Negli ultimi decenni il Pil pro-capite meridionale è rimasto in modo stabile intorno al 57% di quello del Centro-Nord,
testimoniando l’inefficacia delle politiche di sostegno allo sviluppo messe in atto, che non hanno saputo garantire maggiore occupazione, nuova imprenditorialità, migliore coesione sociale, modernizzazione dell’offerta dei servizi pubblici.
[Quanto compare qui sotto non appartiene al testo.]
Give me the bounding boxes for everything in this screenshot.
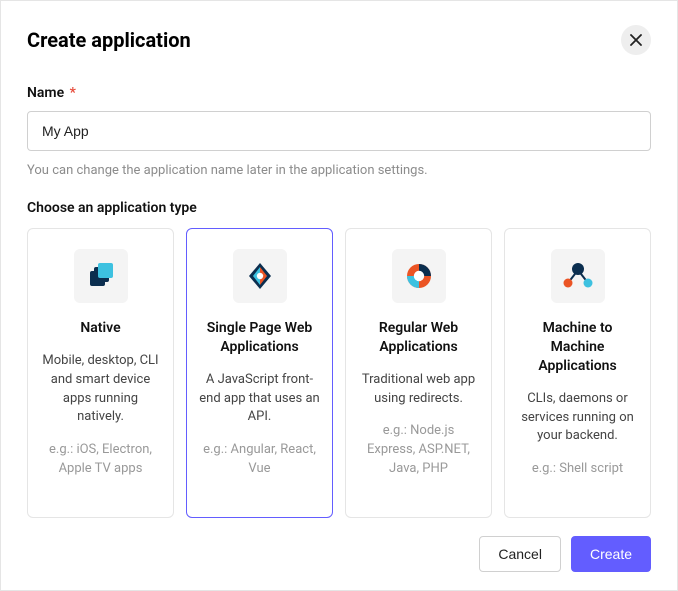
regular-web-icon [392, 249, 446, 303]
card-m2m-title: Machine to Machine Applications [517, 319, 638, 376]
native-app-icon [74, 249, 128, 303]
required-marker: * [70, 85, 76, 101]
create-application-dialog: Create application Name * You can change… [0, 0, 678, 591]
card-m2m-desc: CLIs, daemons or services running on you… [517, 390, 638, 447]
card-spa-desc: A JavaScript front-end app that uses an … [199, 371, 320, 428]
close-icon [630, 34, 642, 46]
name-label: Name * [27, 85, 651, 101]
card-m2m-examples: e.g.: Shell script [532, 460, 623, 479]
card-spa[interactable]: Single Page Web Applications A JavaScrip… [186, 228, 333, 518]
close-button[interactable] [621, 25, 651, 55]
m2m-icon [551, 249, 605, 303]
create-button[interactable]: Create [571, 536, 651, 572]
card-spa-examples: e.g.: Angular, React, Vue [199, 441, 320, 479]
name-label-text: Name [27, 85, 64, 101]
card-native-examples: e.g.: iOS, Electron, Apple TV apps [40, 441, 161, 479]
card-regular-desc: Traditional web app using redirects. [358, 371, 479, 409]
card-native-title: Native [80, 319, 120, 338]
dialog-header: Create application [27, 25, 651, 55]
card-regular-examples: e.g.: Node.js Express, ASP.NET, Java, PH… [358, 422, 479, 479]
card-native[interactable]: Native Mobile, desktop, CLI and smart de… [27, 228, 174, 518]
type-section-label: Choose an application type [27, 200, 651, 216]
cancel-button[interactable]: Cancel [479, 536, 561, 572]
dialog-title: Create application [27, 28, 191, 52]
card-regular[interactable]: Regular Web Applications Traditional web… [345, 228, 492, 518]
name-input[interactable] [27, 111, 651, 151]
name-hint: You can change the application name late… [27, 163, 651, 178]
application-type-cards: Native Mobile, desktop, CLI and smart de… [27, 228, 651, 518]
card-m2m[interactable]: Machine to Machine Applications CLIs, da… [504, 228, 651, 518]
card-regular-title: Regular Web Applications [358, 319, 479, 357]
dialog-footer: Cancel Create [479, 536, 651, 572]
card-native-desc: Mobile, desktop, CLI and smart device ap… [40, 352, 161, 427]
card-spa-title: Single Page Web Applications [199, 319, 320, 357]
spa-app-icon [233, 249, 287, 303]
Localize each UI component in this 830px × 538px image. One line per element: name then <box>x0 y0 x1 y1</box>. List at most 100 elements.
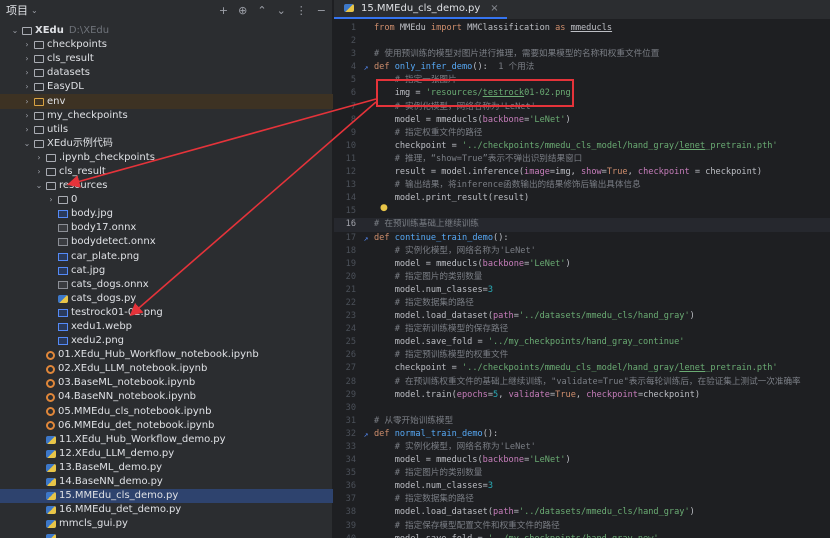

La bassa crescita del nostro Paese è fortemente influenzata dal dualismo territoriale. Fra i grandi sistemi dell’euro zona l’Italia è il Paese con le più rilevanti diseguaglianze territoriali. Se si confronta il reddito pro-capite delle tre regioni più ricche e più povere dei grandi Paesi dell’area dell’euro emerge che l’Italia ha il maggior numero di regioni con meno di 20.000 euro pro-capite: sono 7 rispetto alle 6 della Spagna, le 4 della Francia e una sola della Germania. All’estremo opposto, la Germania ha 10 regioni con oltre 30.000 euro pro-capite, la Francia la sola Ile-de-France,
mentre l’Italia ne ha 5 e la Spagna nessuna. Il Centro-Nord (31.124 euro di Pil per abitante) e’ vicino ai valori dei Paesi più ricchi come la Germania, dove il Pil pro-capite è di 31.703 euro. Mentre i livelli di reddito del Mezzogiorno sono inferiori a quelli della Grecia (17.957 euro il Sud, 18.454 euro la Grecia).
Il mercato del lavoro si destruttura e si impoverisce ulteriormente. Dei 505.000 posti di lavoro persi in Italia dall’inizio della crisi, tra il 2008 e il 2012, il 60% ha riguardato il Mezzogiorno (piu’ di 300.000). Il Sud paga la parte più cospicua di un costo gia’ insopportabile per il Paese e si conferma come un territorio di emarginazione di alcune categorie sociali, come i giovani e le donne. Un terzo dei giovani tra i 15 e i 29 anni non riesce a trovare un lavoro (in Italia il tasso di disoccupazione giovanile è al 25%). Se poi oltre a essere giovani si è donne, la disoccupazione sale al 40%. Il tasso di disoccupazione femminile totale e’ del 19% al Sud a fronte di un valore medio nazionale dell’11%. I disoccupati con laurea sono in Italia il 6,7% a fronte del 10% nel Mezzogiorno.